The process above may show the effectiveness of the parametric charts developed for engineering applications.

Conclusion

A systematic method is developed to investigate lump-parameter models for various homogeneous soil strata on rigid base, considering the dynamic interaction behavior of soil-foundation systems. The systematic method proposes seven simplified models comprising springs, dampers, and lumped mass. This research utilizes the proposed method to adaptively identify a generic model to investigate the dynamic response of a cylindrical foundation embedded in uniform soil on rigid base under torsional vibrations.
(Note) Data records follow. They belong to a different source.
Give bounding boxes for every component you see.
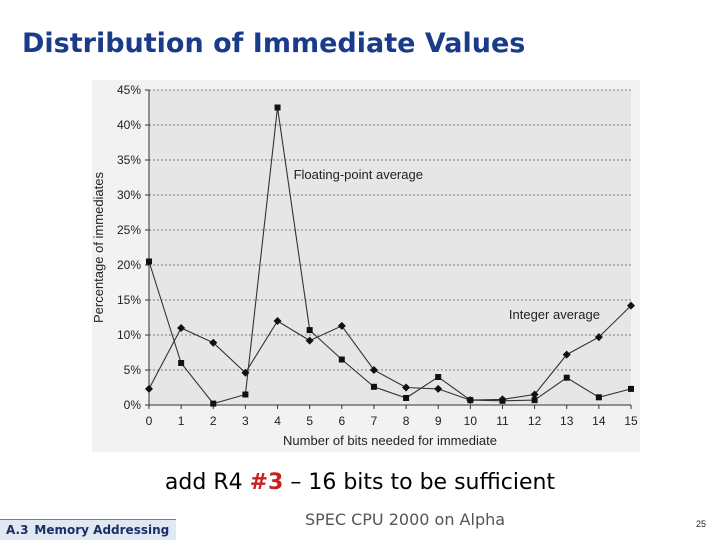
series-line bbox=[148, 305, 632, 401]
y-tick-label: 45% bbox=[117, 83, 141, 97]
data-point-diamond bbox=[594, 333, 603, 342]
series-label-integer: Integer average bbox=[509, 307, 600, 322]
labels: 0%5%10%15%20%25%30%35%40%45%0 1 2 3 4 5 6 7 8 9 10… bbox=[91, 83, 638, 448]
x-tick-label: 13 bbox=[560, 414, 574, 428]
data-point-diamond bbox=[273, 317, 282, 325]
slide-number: 25 bbox=[695, 519, 706, 529]
data-point-square bbox=[435, 374, 442, 380]
data-point-square bbox=[146, 258, 152, 265]
footer-section-number: A.3 bbox=[6, 523, 29, 537]
caption-text-end: – 16 bits to be sufficient bbox=[283, 470, 556, 495]
data-point-square bbox=[274, 104, 281, 111]
axes bbox=[145, 89, 632, 409]
y-tick-label: 30% bbox=[117, 188, 141, 202]
data-point-diamond bbox=[209, 338, 218, 347]
footer-section-label: A.3 Memory Addressing bbox=[0, 519, 176, 540]
data-point-diamond bbox=[145, 384, 153, 393]
x-tick-label: 15 bbox=[624, 414, 638, 428]
x-tick-label: 11 bbox=[496, 414, 509, 428]
x-tick-label: 3 bbox=[242, 414, 249, 428]
footer-source: SPEC CPU 2000 on Alpha bbox=[304, 510, 506, 529]
x-axis-label: Number of bits needed for immediate bbox=[283, 433, 497, 448]
series-label-floating-point: Floating-point average bbox=[294, 167, 423, 182]
data-point-square bbox=[628, 385, 634, 392]
x-tick-label: 12 bbox=[528, 414, 542, 428]
data-point-square bbox=[370, 383, 377, 390]
footer-section-title: Memory Addressing bbox=[34, 523, 170, 537]
data-point-square bbox=[338, 356, 345, 363]
data-point-square bbox=[595, 394, 602, 401]
x-tick-label: 2 bbox=[210, 414, 217, 428]
x-tick-label: 7 bbox=[371, 414, 378, 428]
x-tick-label: 0 bbox=[146, 414, 153, 428]
immediate-values-chart: 0%5%10%15%20%25%30%35%40%45%0 1 2 3 4 5 6 7 8 9 10… bbox=[91, 80, 640, 452]
data-point-diamond bbox=[369, 366, 378, 374]
data-point-diamond bbox=[337, 321, 346, 330]
series-line bbox=[148, 107, 632, 405]
series bbox=[145, 104, 635, 407]
data-point-diamond bbox=[305, 336, 314, 345]
y-tick-label: 40% bbox=[117, 118, 141, 132]
x-tick-label: 10 bbox=[464, 414, 478, 428]
y-axis-label: Percentage of immediates bbox=[91, 171, 106, 323]
slide-caption: add R4 #3 – 16 bits to be sufficient bbox=[0, 470, 720, 495]
y-tick-label: 0% bbox=[124, 398, 142, 412]
data-point-diamond bbox=[402, 383, 411, 392]
data-point-square bbox=[242, 391, 249, 398]
data-point-square bbox=[563, 374, 570, 381]
caption-text-start: add R4 bbox=[164, 470, 250, 495]
gridlines bbox=[149, 89, 631, 371]
data-point-square bbox=[306, 327, 313, 334]
data-point-diamond bbox=[466, 396, 475, 405]
y-tick-label: 20% bbox=[117, 258, 141, 272]
data-point-diamond bbox=[562, 350, 571, 359]
data-point-square bbox=[531, 397, 538, 404]
x-tick-label: 4 bbox=[274, 414, 281, 428]
y-tick-label: 5% bbox=[124, 363, 142, 377]
data-point-square bbox=[403, 395, 410, 401]
y-tick-label: 25% bbox=[117, 223, 141, 237]
data-point-diamond bbox=[530, 390, 539, 399]
caption-highlight: #3 bbox=[249, 470, 284, 495]
data-point-diamond bbox=[498, 395, 507, 404]
x-tick-label: 5 bbox=[306, 414, 313, 428]
x-tick-label: 6 bbox=[338, 414, 345, 428]
y-tick-label: 15% bbox=[117, 293, 141, 307]
data-point-diamond bbox=[177, 324, 186, 332]
x-tick-label: 1 bbox=[178, 414, 185, 428]
plot-area bbox=[149, 90, 631, 405]
data-point-diamond bbox=[241, 368, 250, 377]
x-tick-label: 8 bbox=[403, 414, 410, 428]
data-point-diamond bbox=[627, 301, 635, 310]
data-point-square bbox=[178, 360, 185, 366]
data-point-square bbox=[210, 400, 217, 407]
x-tick-label: 9 bbox=[435, 414, 442, 428]
y-tick-label: 10% bbox=[117, 328, 141, 342]
slide-title: Distribution of Immediate Values bbox=[22, 28, 526, 59]
data-point-diamond bbox=[434, 384, 443, 393]
x-tick-label: 14 bbox=[592, 414, 606, 428]
y-tick-label: 35% bbox=[117, 153, 141, 167]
The generic model simulates the foundation response considering embedment depth ratios, layer depth ratios, and mass ratios. The validation of the generic model to simulate the dynamic frequency-magnification curve and resonant behavior has been confirmed. The generic model effectively overcomes the limitation of the Wolf and Paronesso model about the upper-frequency limit in frequency–response curves. In addition, the existing model underestimates the resonant magnification factors when the foundation mass ratio increases.

Moreover, the proposed model has broader applicability than the Wolf and Paronesso model and has also achieved a precision higher than 90% within the suggested application range. Dimensionless parametric charts are proposed to estimate the model parameters readily and to efficiently build the generic model in the time domain for the dynamic analysis of cylindrical foundations under torsional load. The research results showed the limitation of the existing model may be improved, as follows: the foundation embedment deeper than the foundation radius (R), the depth of the soil layer greater than 3R, and the dimensionless frequency ratio larger than 2.5.

This research developed a generic simplified model with better practical applications than the Wolf and Paronesso model. Additionally, this study provides the single target approach (STA) and the multiple target approach (MTA) to find the optimal equivalent models for simulating target soil-foundation systems. The STA establishes an optimal model for a target system vibrated with a fixed mass. The MTA shows excellent potential in engineering applications regarding various soil-foundation conditions. The generic model may be applied efficiently and accurately to simulate the dynamic torsional responses for the cylindrical foundation embedded in uniform soils on rigid base. For more complicated layers of soils, additional discrete-element modelings may be further extended to enhance the capabilities of the generative models.